Like a lot of academics, Frederick Hess chose to roll out his political grenade in a formal report. It had neat columns, weighty footnotes and a predictably dry tone. But his message was quite clear: There are far too many barriers to being certified as a teacher.
In fact, he argued, a prospective teacher should be certified if he or she possesses a college degree, clears a criminal background check and passes a test measuring “essential teaching skills and mastery of subject matter.”
Hess, a professor of education at the University of Virginia, has received a fair amount of attention, including being invited to the White House recently to speak at an education conference led by First Lady Laura Bush.
His report on teacher certification, however, was published by the Progressive Policy Institute, a centrist Democratic group often at odds with traditional party creed. Not surprisingly, leaders of teachers unions and some in the education establishment–a historically formidable Democratic constituency–are sharply critical of Hess’ position, even given the serious national teacher shortage.
The conflict highlights the tension within the Democratic Party in a midterm election year when control of Congress will hinge on a party’s ability to define issues with broad voter appeal. Former President Bill Clinton helped refashion his party with a more centrist agenda, advocating issues like welfare reform. Now some Democrats believe President Bush has adopted a mirror image of that approach by seizing on issues like education.
Always a potent issue
Though the federal government, when compared to states, plays a relatively small role in education policy, education is always a potent issue. With a broad acknowledgment of the shortcomings of many public schools, Republicans and Democrats have offered proposals for change with voucher and charter school plans, among others.
Several education experts said they believe Hess’ proposal, because it so frontally challenges the thinking of teachers unions, is likely to set off a political debate, especially within the Democratic Party.
“For various reasons, there are many actors in this debate who want to perpetuate the idea that certification equals quality,” said Andrew Rotherham, director of education policy at the Progressive Policy Institute. “I think that will be a flash point in the following years.
“Teachers are perhaps the most important school variable in student achievement. That will require putting ideology on the shelf in the interest of good public policy. Bush has already shown that he can capture the education issue by embracing centrist ideas, and this will be no exception,” he said.
The Progressive Policy Institute is the policy arm of the Democratic Leadership Council, a group that counts Clinton and Sen. Joseph Lieberman of Connecticut, a possible presidential candidate in 2004, among its former chairmen.
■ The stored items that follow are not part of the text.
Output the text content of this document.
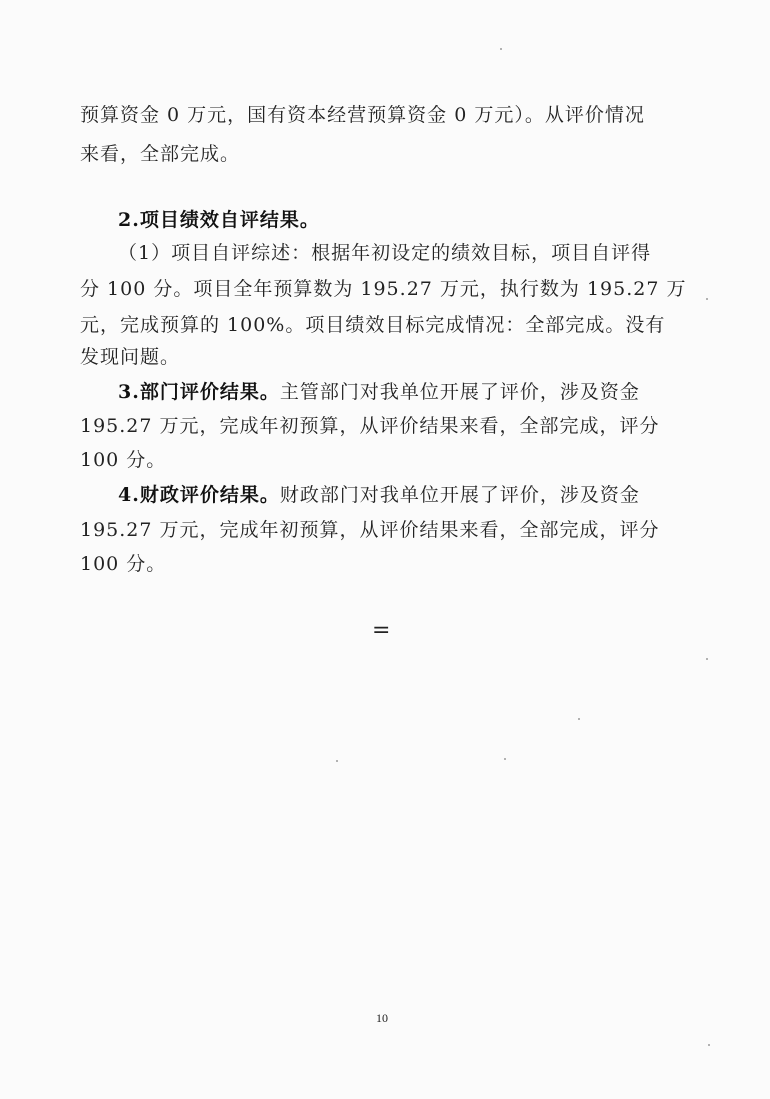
预算资金 0 万元，国有资本经营预算资金 0 万元）。从评价情况
来看，全部完成。
2.项目绩效自评结果。
（1）项目自评综述：根据年初设定的绩效目标，项目自评得
分 100 分。项目全年预算数为 195.27 万元，执行数为 195.27 万
元，完成预算的 100%。项目绩效目标完成情况：全部完成。没有
发现问题。
3.部门评价结果。主管部门对我单位开展了评价，涉及资金
195.27 万元，完成年初预算，从评价结果来看，全部完成，评分
100 分。
4.财政评价结果。财政部门对我单位开展了评价，涉及资金
195.27 万元，完成年初预算，从评价结果来看，全部完成，评分
100 分。
=
10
“The current system creates this dramatic shortage of teachers in underserved communities in the areas that are most critical–math, science and special education,” said Hess. “There is nothing in this argument that is anti-union.”
Variations of Hess’ idea already have taken hold. Forty-five states, including Illinois, permit some kind of alternative certification, according to the National Center for Education Information. About 75,000 teachers have been certified through alternative programs in the last three years, a relatively small number considering that experts believe there will be a shortage of about 2 million teachers in the next decade.
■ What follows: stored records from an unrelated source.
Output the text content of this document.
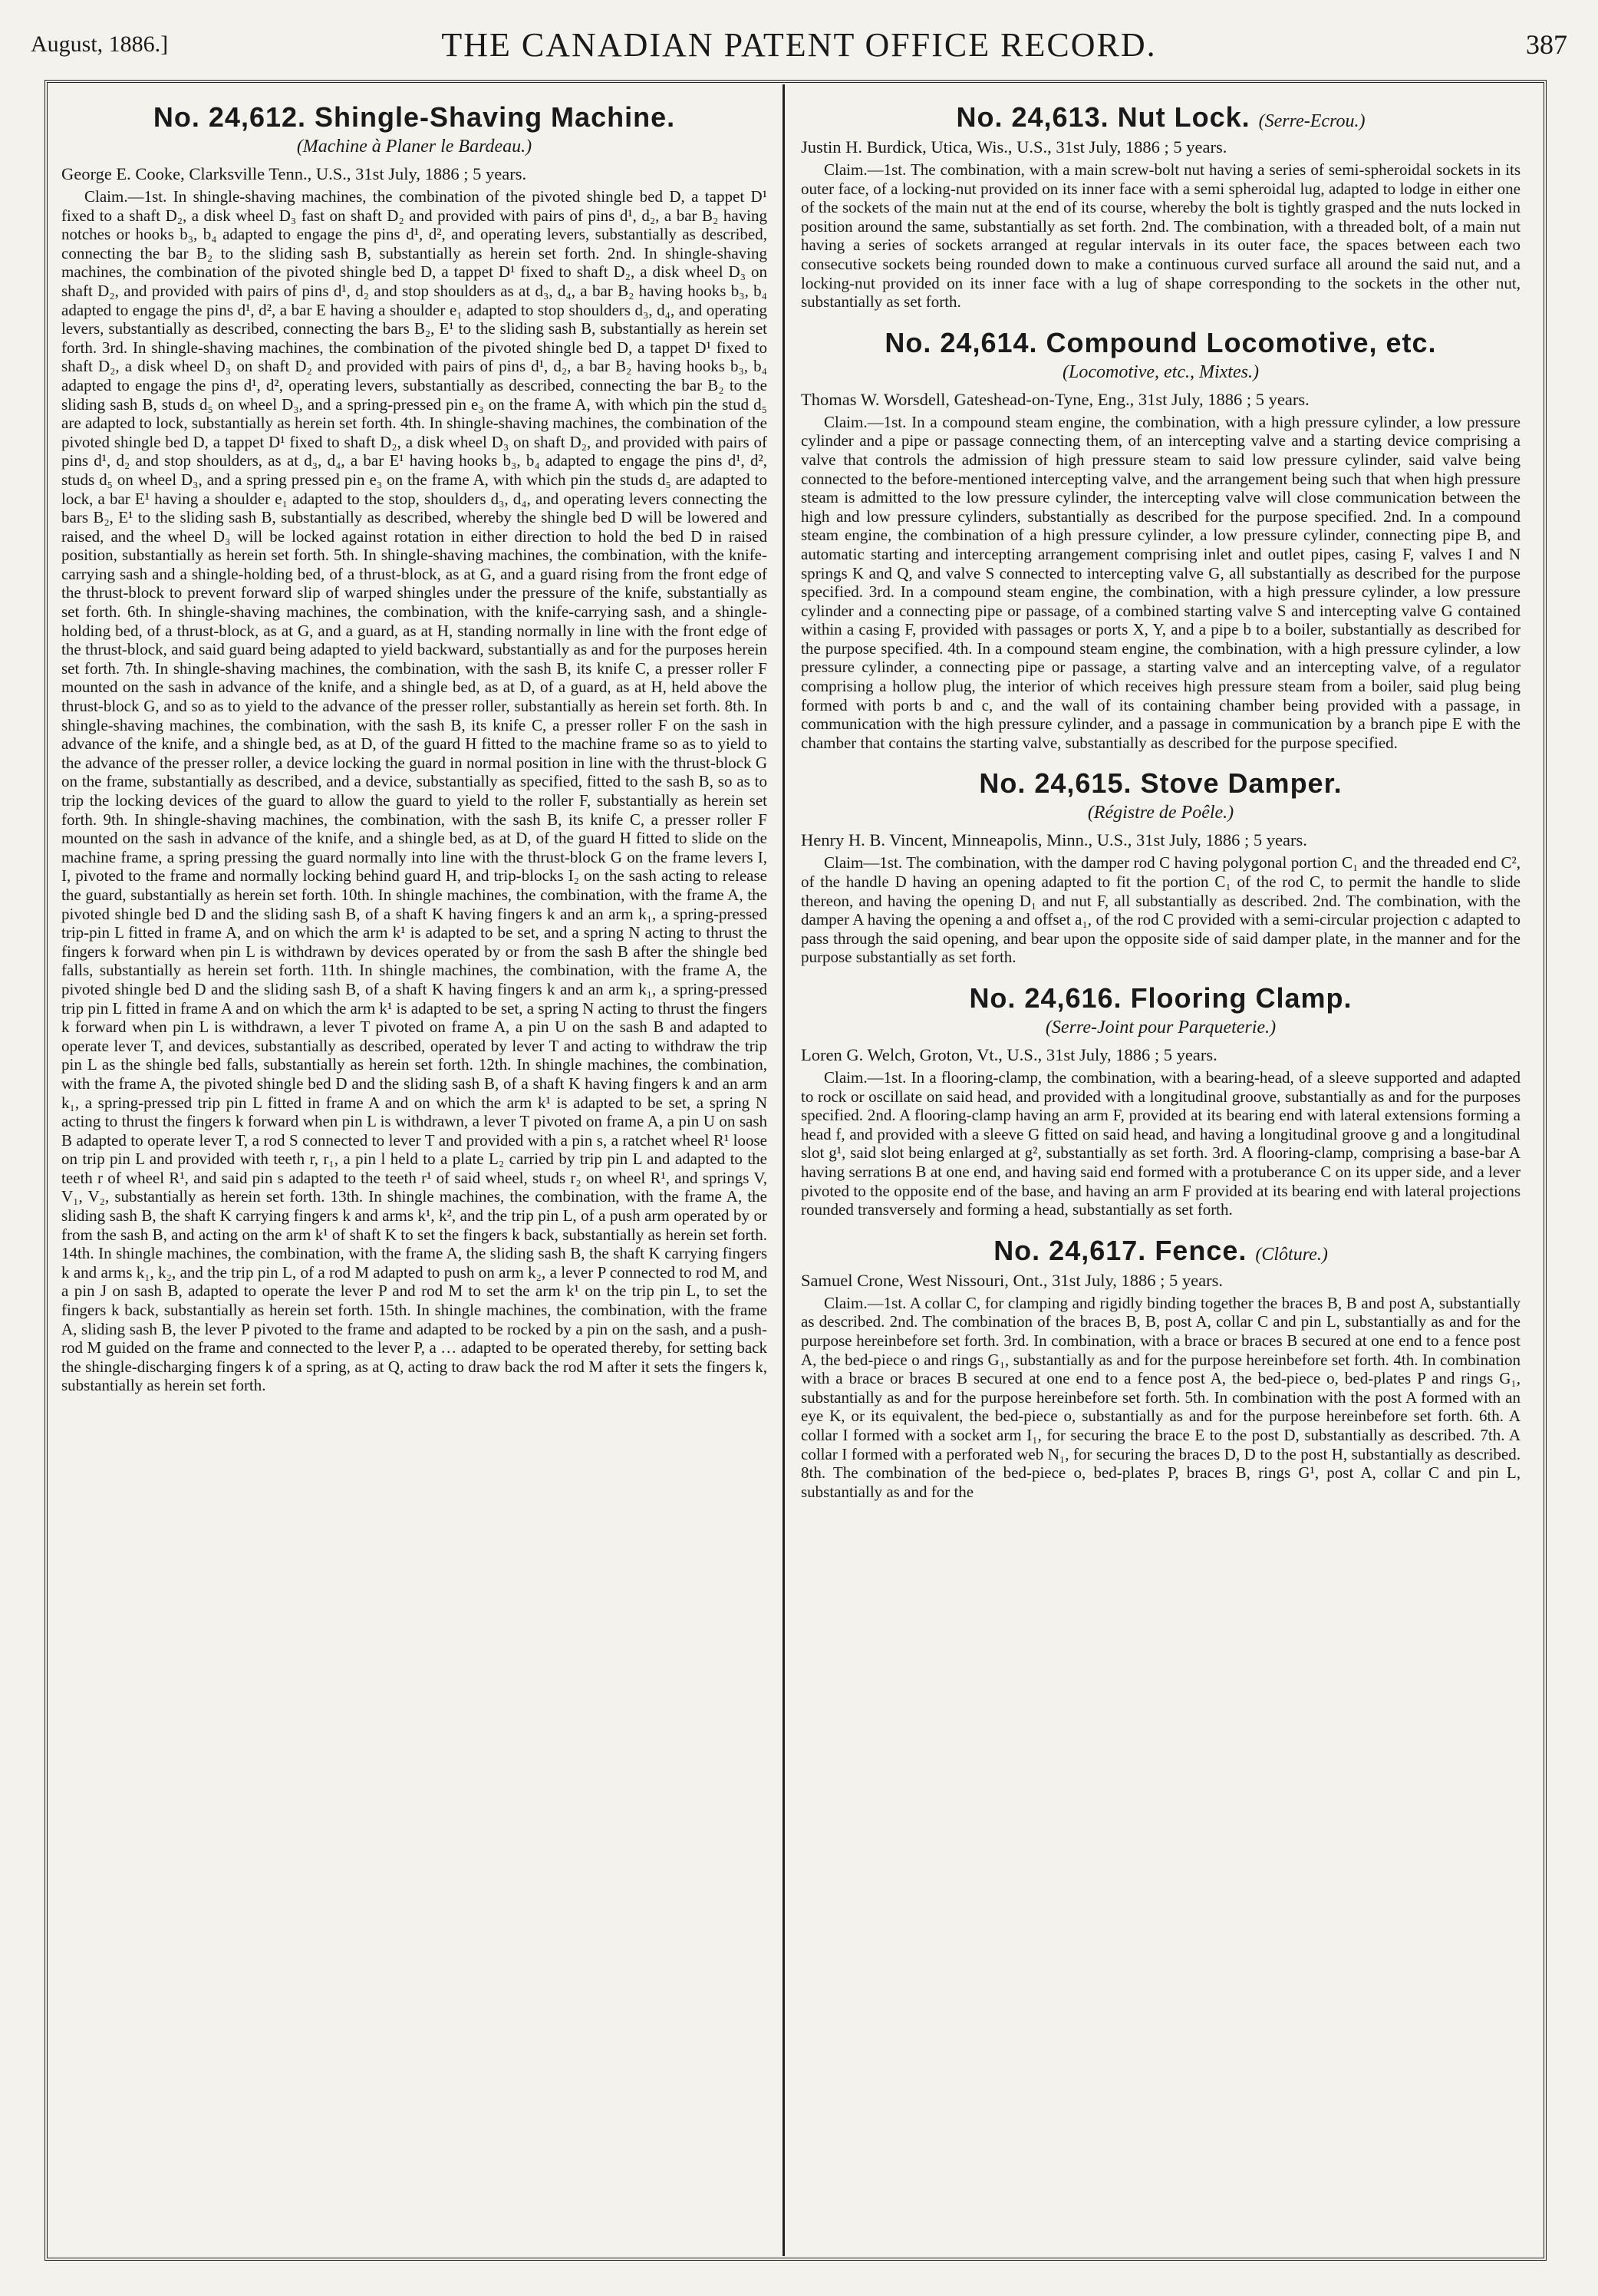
August, 1886.]	THE CANADIAN PATENT OFFICE RECORD.	387
No. 24,612. Shingle-Shaving Machine.
(Machine à Planer le Bardeau.)

George E. Cooke, Clarksville Tenn., U.S., 31st July, 1886 ; 5 years.

Claim.—1st. In shingle-shaving machines, the combination of the pivoted shingle bed D, a tappet D¹ fixed to a shaft D₂, a disk wheel D₃ fast on shaft D₂ and provided with pairs of pins d¹, d₂, a bar B₂ having notches or hooks b₃, b₄ adapted to engage the pins d¹, d², and operating levers, substantially as described, connecting the bar B₂ to the sliding sash B, substantially as herein set forth. 2nd. In shingle-shaving machines, the combination of the pivoted shingle bed D, a tappet D¹ fixed to shaft D₂, a disk wheel D₃ on shaft D₂, and provided with pairs of pins d¹, d₂ and stop shoulders as at d₃, d₄, a bar B₂ having hooks b₃, b₄ adapted to engage the pins d¹, d², a bar E having a shoulder e₁ adapted to stop shoulders d₃, d₄, and operating levers, substantially as described, connecting the bars B₂, E¹ to the sliding sash B, substantially as herein set forth. 3rd. In shingle-shaving machines, the combination of the pivoted shingle bed D, a tappet D¹ fixed to shaft D₂, a disk wheel D₃ on shaft D₂ and provided with pairs of pins d¹, d₂, a bar B₂ having hooks b₃, b₄ adapted to engage the pins d¹, d², operating levers, substantially as described, connecting the bar B₂ to the sliding sash B, studs d₅ on wheel D₃, and a spring-pressed pin e₃ on the frame A, with which pin the stud d₅ are adapted to lock, substantially as herein set forth. 4th. In shingle-shaving machines, the combination of the pivoted shingle bed D, a tappet D¹ fixed to shaft D₂, a disk wheel D₃ on shaft D₂, and provided with pairs of pins d¹, d₂ and stop shoulders, as at d₃, d₄, a bar E¹ having hooks b₃, b₄ adapted to engage the pins d¹, d², studs d₅ on wheel D₃, and a spring pressed pin e₃ on the frame A, with which pin the studs d₅ are adapted to lock, a bar E¹ having a shoulder e₁ adapted to the stop, shoulders d₃, d₄, and operating levers connecting the bars B₂, E¹ to the sliding sash B, substantially as described, whereby the shingle bed D will be lowered and raised, and the wheel D₃ will be locked against rotation in either direction to hold the bed D in raised position, substantially as herein set forth. 5th. In shingle-shaving machines, the combination, with the knife-carrying sash and a shingle-holding bed, of a thrust-block, as at G, and a guard rising from the front edge of the thrust-block to prevent forward slip of warped shingles under the pressure of the knife, substantially as set forth. 6th. In shingle-shaving machines, the combination, with the knife-carrying sash, and a shingle-holding bed, of a thrust-block, as at G, and a guard, as at H, standing normally in line with the front edge of the thrust-block, and said guard being adapted to yield backward, substantially as and for the purposes herein set forth. 7th. In shingle-shaving machines, the combination, with the sash B, its knife C, a presser roller F mounted on the sash in advance of the knife, and a shingle bed, as at D, of a guard, as at H, held above the thrust-block G, and so as to yield to the advance of the presser roller, substantially as herein set forth. 8th. In shingle-shaving machines, the combination, with the sash B, its knife C, a presser roller F on the sash in advance of the knife, and a shingle bed, as at D, of the guard H fitted to the machine frame so as to yield to the advance of the presser roller, a device locking the guard in normal position in line with the thrust-block G on the frame, substantially as described, and a device, substantially as specified, fitted to the sash B, so as to trip the locking devices of the guard to allow the guard to yield to the roller F, substantially as herein set forth. 9th. In shingle-shaving machines, the combination, with the sash B, its knife C, a presser roller F mounted on the sash in advance of the knife, and a shingle bed, as at D, of the guard H fitted to slide on the machine frame, a spring pressing the guard normally into line with the thrust-block G on the frame levers I, I, pivoted to the frame and normally locking behind guard H, and trip-blocks I₂ on the sash acting to release the guard, substantially as herein set forth. 10th. In shingle machines, the combination, with the frame A, the pivoted shingle bed D and the sliding sash B, of a shaft K having fingers k and an arm k₁, a spring-pressed trip-pin L fitted in frame A, and on which the arm k¹ is adapted to be set, and a spring N acting to thrust the fingers k forward when pin L is withdrawn by devices operated by or from the sash B after the shingle bed falls, substantially as herein set forth. 11th. In shingle machines, the combination, with the frame A, the pivoted shingle bed D and the sliding sash B, of a shaft K having fingers k and an arm k₁, a spring-pressed trip pin L fitted in frame A and on which the arm k¹ is adapted to be set, a spring N acting to thrust the fingers k forward when pin L is withdrawn, a lever T pivoted on frame A, a pin U on the sash B and adapted to operate lever T, and devices, substantially as described, operated by lever T and acting to withdraw the trip pin L as the shingle bed falls, substantially as herein set forth. 12th. In shingle machines, the combination, with the frame A, the pivoted shingle bed D and the sliding sash B, of a shaft K having fingers k and an arm k₁, a spring-pressed trip pin L fitted in frame A and on which the arm k¹ is adapted to be set, a spring N acting to thrust the fingers k forward when pin L is withdrawn, a lever T pivoted on frame A, a pin U on sash B adapted to operate lever T, a rod S connected to lever T and provided with a pin s, a ratchet wheel R¹ loose on trip pin L and provided with teeth r, r₁, a pin l held to a plate L₂ carried by trip pin L and adapted to the teeth r of wheel R¹, and said pin s adapted to the teeth r¹ of said wheel, studs r₂ on wheel R¹, and springs V, V₁, V₂, substantially as herein set forth. 13th. In shingle machines, the combination, with the frame A, the sliding sash B, the shaft K carrying fingers k and arms k¹, k², and the trip pin L, of a push arm operated by or from the sash B, and acting on the arm k¹ of shaft K to set the fingers k back, substantially as herein set forth. 14th. In shingle machines, the combination, with the frame A, the sliding sash B, the shaft K carrying fingers k and arms k₁, k₂, and the trip pin L, of a rod M adapted to push on arm k₂, a lever P connected to rod M, and a pin J on sash B, adapted to operate the lever P and rod M to set the arm k¹ on the trip pin L, to set the fingers k back, substantially as herein set forth. 15th. In shingle machines, the combination, with the frame A, sliding sash B, the lever P pivoted to the frame and adapted to be rocked by a pin on the sash, and a push-rod M guided on the frame and connected to the lever P, a … adapted to be operated thereby, for setting back the shingle-discharging fingers k of a spring, as at Q, acting to draw back the rod M after it sets the fingers k, substantially as herein set forth.

No. 24,613. Nut Lock. (Serre-Ecrou.)

Justin H. Burdick, Utica, Wis., U.S., 31st July, 1886 ; 5 years.

Claim.—1st. The combination, with a main screw-bolt nut having a series of semi-spheroidal sockets in its outer face, of a locking-nut provided on its inner face with a semi spheroidal lug, adapted to lodge in either one of the sockets of the main nut at the end of its course, whereby the bolt is tightly grasped and the nuts locked in position around the same, substantially as set forth. 2nd. The combination, with a threaded bolt, of a main nut having a series of sockets arranged at regular intervals in its outer face, the spaces between each two consecutive sockets being rounded down to make a continuous curved surface all around the said nut, and a locking-nut provided on its inner face with a lug of shape corresponding to the sockets in the other nut, substantially as set forth.

No. 24,614. Compound Locomotive, etc.
(Locomotive, etc., Mixtes.)

Thomas W. Worsdell, Gateshead-on-Tyne, Eng., 31st July, 1886 ; 5 years.

Claim.—1st. In a compound steam engine, the combination, with a high pressure cylinder, a low pressure cylinder and a pipe or passage connecting them, of an intercepting valve and a starting device comprising a valve that controls the admission of high pressure steam to said low pressure cylinder, said valve being connected to the before-mentioned intercepting valve, and the arrangement being such that when high pressure steam is admitted to the low pressure cylinder, the intercepting valve will close communication between the high and low pressure cylinders, substantially as described for the purpose specified. 2nd. In a compound steam engine, the combination of a high pressure cylinder, a low pressure cylinder, connecting pipe B, and automatic starting and intercepting arrangement comprising inlet and outlet pipes, casing F, valves I and N springs K and Q, and valve S connected to intercepting valve G, all substantially as described for the purpose specified. 3rd. In a compound steam engine, the combination, with a high pressure cylinder, a low pressure cylinder and a connecting pipe or passage, of a combined starting valve S and intercepting valve G contained within a casing F, provided with passages or ports X, Y, and a pipe b to a boiler, substantially as described for the purpose specified. 4th. In a compound steam engine, the combination, with a high pressure cylinder, a low pressure cylinder, a connecting pipe or passage, a starting valve and an intercepting valve, of a regulator comprising a hollow plug, the interior of which receives high pressure steam from a boiler, said plug being formed with ports b and c, and the wall of its containing chamber being provided with a passage, in communication with the high pressure cylinder, and a passage in communication by a branch pipe E with the chamber that contains the starting valve, substantially as described for the purpose specified.

No. 24,615. Stove Damper.
(Régistre de Poêle.)

Henry H. B. Vincent, Minneapolis, Minn., U.S., 31st July, 1886 ; 5 years.

Claim—1st. The combination, with the damper rod C having polygonal portion C₁ and the threaded end C², of the handle D having an opening adapted to fit the portion C₁ of the rod C, to permit the handle to slide thereon, and having the opening D₁ and nut F, all substantially as described. 2nd. The combination, with the damper A having the opening a and offset a₁, of the rod C provided with a semi-circular projection c adapted to pass through the said opening, and bear upon the opposite side of said damper plate, in the manner and for the purpose substantially as set forth.

No. 24,616. Flooring Clamp.
(Serre-Joint pour Parqueterie.)

Loren G. Welch, Groton, Vt., U.S., 31st July, 1886 ; 5 years.

Claim.—1st. In a flooring-clamp, the combination, with a bearing-head, of a sleeve supported and adapted to rock or oscillate on said head, and provided with a longitudinal groove, substantially as and for the purposes specified. 2nd. A flooring-clamp having an arm F, provided at its bearing end with lateral extensions forming a head f, and provided with a sleeve G fitted on said head, and having a longitudinal groove g and a longitudinal slot g¹, said slot being enlarged at g², substantially as set forth. 3rd. A flooring-clamp, comprising a base-bar A having serrations B at one end, and having said end formed with a protuberance C on its upper side, and a lever pivoted to the opposite end of the base, and having an arm F provided at its bearing end with lateral projections rounded transversely and forming a head, substantially as set forth.

No. 24,617. Fence. (Clôture.)

Samuel Crone, West Nissouri, Ont., 31st July, 1886 ; 5 years.

Claim.—1st. A collar C, for clamping and rigidly binding together the braces B, B and post A, substantially as described. 2nd. The combination of the braces B, B, post A, collar C and pin L, substantially as and for the purpose hereinbefore set forth. 3rd. In combination, with a brace or braces B secured at one end to a fence post A, the bed-piece o and rings G₁, substantially as and for the purpose hereinbefore set forth. 4th. In combination with a brace or braces B secured at one end to a fence post A, the bed-piece o, bed-plates P and rings G₁, substantially as and for the purpose hereinbefore set forth. 5th. In combination with the post A formed with an eye K, or its equivalent, the bed-piece o, substantially as and for the purpose hereinbefore set forth. 6th. A collar I formed with a socket arm I₁, for securing the brace E to the post D, substantially as described. 7th. A collar I formed with a perforated web N₁, for securing the braces D, D to the post H, substantially as described. 8th. The combination of the bed-piece o, bed-plates P, braces B, rings G¹, post A, collar C and pin L, substantially as and for the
`Teaching is an art and science’
“We also have a national nursing shortage and you don’t see people say, `Let’s send you to a two-week boot camp because you like health care, then put you in a hospital and let you treat people,'” said Melinda Anderson, who analyzes certification programs for the National Education Association, a prominent teachers union.
“The problem is that teaching is an art and science,” Anderson said. “Yes, there are individuals with excellent content knowledge. But teachers also need to know how to teach people. Einstein might have been brilliant in physics, but could he keep 20 hormonally challenged 13-year-olds in their seats?”
Hess said many states’ certification requirements create almost impossible barriers for would-be teachers. He contends that the current certification process gives little assurance that teachers who complete it enter the classroom with the requisite skills to be effective.
“Rejecting knowledge-based and skill-based criteria, certification emphasizes various hard-to-judge personal qualities,” Hess wrote. The current process is more “akin to that of cosmetology than of law or medicine. In a field like the former, certification does not screen out the unskilled or provide an assurance of specialized mastery so much as it provides assurance that the aspirant has completed a prescribed course of study and logged mandatory practice hours.”
Both sides agree that the issue is most pressing in urban and rural school districts that face a chronic teacher shortage. But that is about the only common ground. Hess argues that these troubled school districts need to open the door more easily to people who want to teach, while the NEA’s Anderson says that children in these areas are precisely those who need instructors who have undergone traditional certification.
Proposal called impractical
Emily Feistritzer, president of the National Center for Education Information, said Hess’ idea, while potentially popular, is not practical. “Politically and practically, it’s never going to happen,” she said. “Traditional teacher education certainly has not ensured that we have quality teachers,” she said, but added that the solution is not to “do away with certification.”
Master teacher programs in some states have had strong appeal because of high-profile examples of a teacher who has gone from a professional job like a lawyer or engineer into the classroom and to raves from parents and students. But such examples, said Arthur Wise, president of the National Council for Accreditation of Teacher Education, are few.
“What you end up with instead are recent college graduates who can’t get a job anywhere else and people who are working in various entry-level jobs and aren’t making it” applying to be teachers, Wise said.